Years after all of those personal and health-related challenges, Hart had made peace with WWE, and had even appeared regularly on television as Monday Night RAW's general manager in 2010, playing a key role in the invasion of heel stable The Nexus. He still makes occasional appearances these days, most recently supporting niece Natalya in her WWE Women's Championship match against then-champion Charlotte Flair at this year's Payback pay-per-view.The Payback appearance came over a year after Bret Hart announced via Instagram that he has prostate cancer, little more than a week before he was due to receive surgery for it. In an exclusive interview published on the WWE website, Hart said that the cancer was first detected in 2013, and that when it was discovered in June 2015 that the cancer was growing, he and his doctors had scheduled the surgery for February 10.

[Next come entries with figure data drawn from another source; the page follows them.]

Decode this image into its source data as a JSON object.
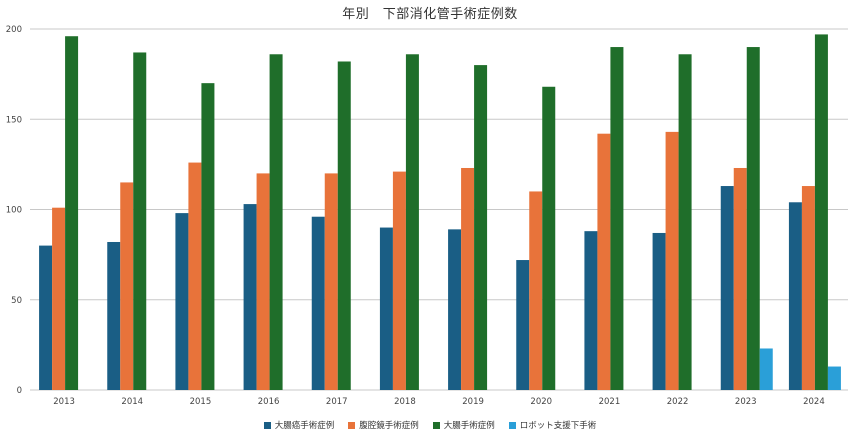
{
  "chart_data": {
    "type": "bar",
    "title": "年別　下部消化管手術症例数",
    "xlabel": "",
    "ylabel": "",
    "ylim": [
      0,
      200
    ],
    "yticks": [
      0,
      50,
      100,
      150,
      200
    ],
    "grid": true,
    "legend": "bottom-center",
    "categories": [
      "2013",
      "2014",
      "2015",
      "2016",
      "2017",
      "2018",
      "2019",
      "2020",
      "2021",
      "2022",
      "2023",
      "2024"
    ],
    "series": [
      {
        "name": "大腸癌手術症例",
        "color": "#1a5e85",
        "values": [
          80,
          82,
          98,
          103,
          96,
          90,
          89,
          72,
          88,
          87,
          113,
          104
        ]
      },
      {
        "name": "腹腔鏡手術症例",
        "color": "#e8733a",
        "values": [
          101,
          115,
          126,
          120,
          120,
          121,
          123,
          110,
          142,
          143,
          123,
          113
        ]
      },
      {
        "name": "大腸手術症例",
        "color": "#1f6e2a",
        "values": [
          196,
          187,
          170,
          186,
          182,
          186,
          180,
          168,
          190,
          186,
          190,
          197
        ]
      },
      {
        "name": "ロボット支援下手術",
        "color": "#2a9fd8",
        "values": [
          0,
          0,
          0,
          0,
          0,
          0,
          0,
          0,
          0,
          0,
          23,
          13
        ]
      }
    ]
  }
}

That surgery turned out successful, but in an interview with Sports Illustrated's Justin Barrasso published yesterday, Hart said that his chances of recovery from prostate cancer were actually very slim at one point. He is, however, in great health at the moment, also advising men over the age of 40 to get regular PSA-level tests, so that any cancer is detected while still early.

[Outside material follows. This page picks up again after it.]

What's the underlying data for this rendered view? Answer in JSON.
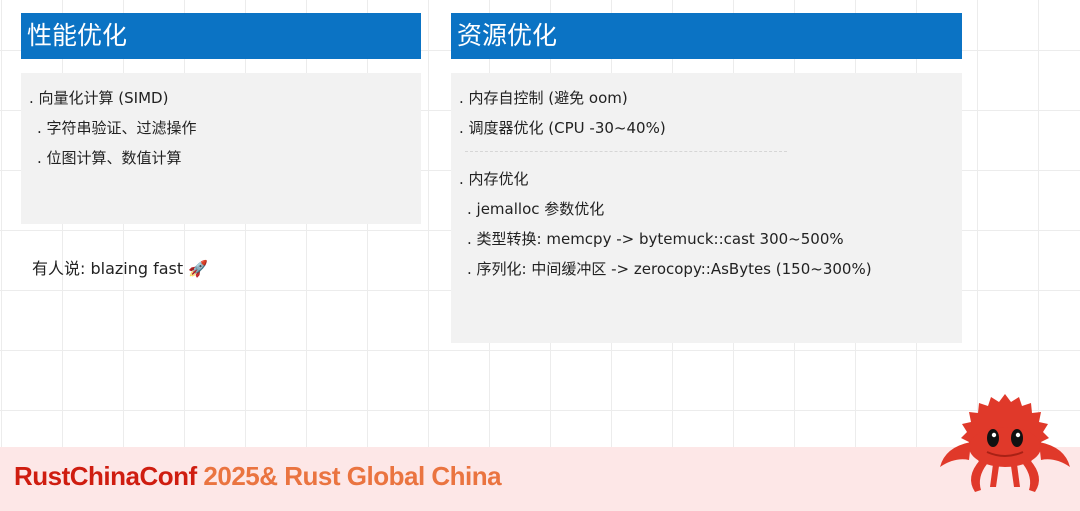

"My health is really good now. On my last visit with my doctor, he told me my PSA level was zero and I'd had a one-in-ten recovery. He said I was a miracle. One of the difficult aspects of my fight with prostate cancer was the decision to go public. Prostate cancer has killed a lot of people and I like to think my coming out and talking about it would encourage other men to get checked."Despite Bret Hart's "miraculous" battle with prostate cancer and his assertion of good overall health, he's also had to deal with wrist surgery in recent times. Hart told Sports Illustrated that an operation he had in November 2015 had cost him the use of two fingers in his right hand, and is now having trouble signing autographs, or even holding up a pen. He said that doctors are "still trying to figure out" how to rectify this.

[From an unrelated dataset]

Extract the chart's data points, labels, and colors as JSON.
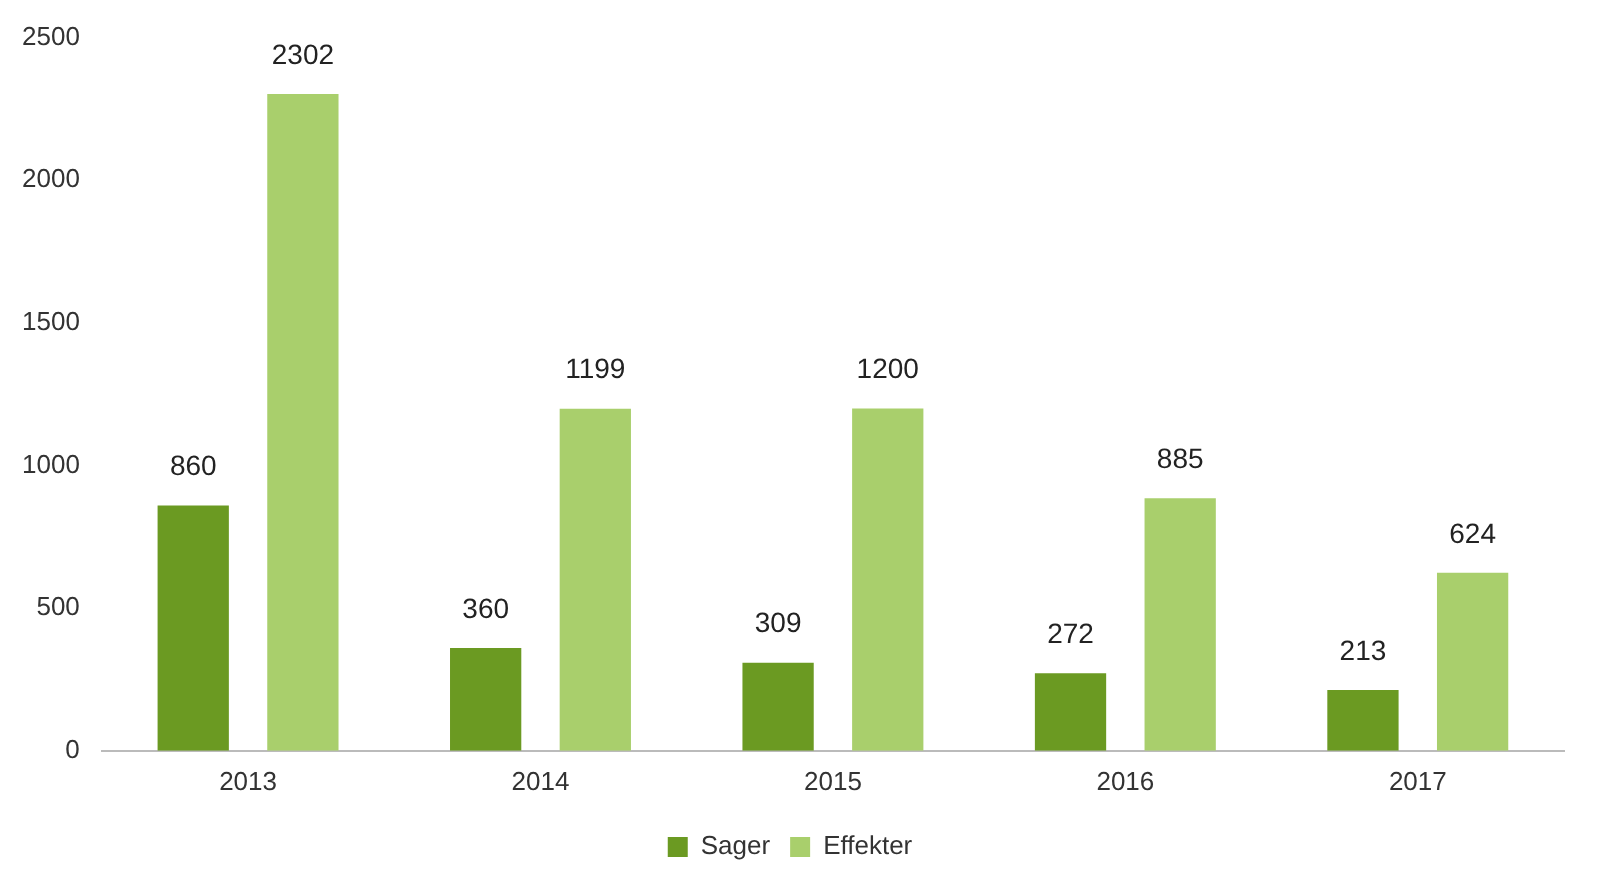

Another interesting topic Bret Hart covered among the many others he shared with Barrasso was a literal "dream match" he had against Kurt Angle – the only time he had dreamed about being back in the ring and wrestling again. Bret says that one of the regrets he's had following his forced retirement from wrestling is never having gotten a chance to wrestle the former U.S. Olympic gold medalist, who was one of WWE's biggest stars of the 2000s.
"I had him clamped in a headlock. I was breathing hard and I remember telling myself: 'This is only a dream, it's not real.' But the longer I held Kurt in a headlock, I started to believe it was real. I focused on a square inch of fabric on the canvas and studied it. In my dream, I remember feeling this excitement telling myself that this was real, that I had Kurt Angle in a side headlock somewhere. Then, seconds later, I simply woke up. It was a dream."At 59-years-old, that dream may never become reality, especially since it's been more than 15 years since doctors told him he shouldn't even think of wrestling again. But as he looks forward toward spending the holidays with his wife, children, and grandchildren, Bret Hart said that he is grateful that he's beaten prostate cancer, and particularly grateful to the fans who had prayed for him and supported him throughout his battle with the illness.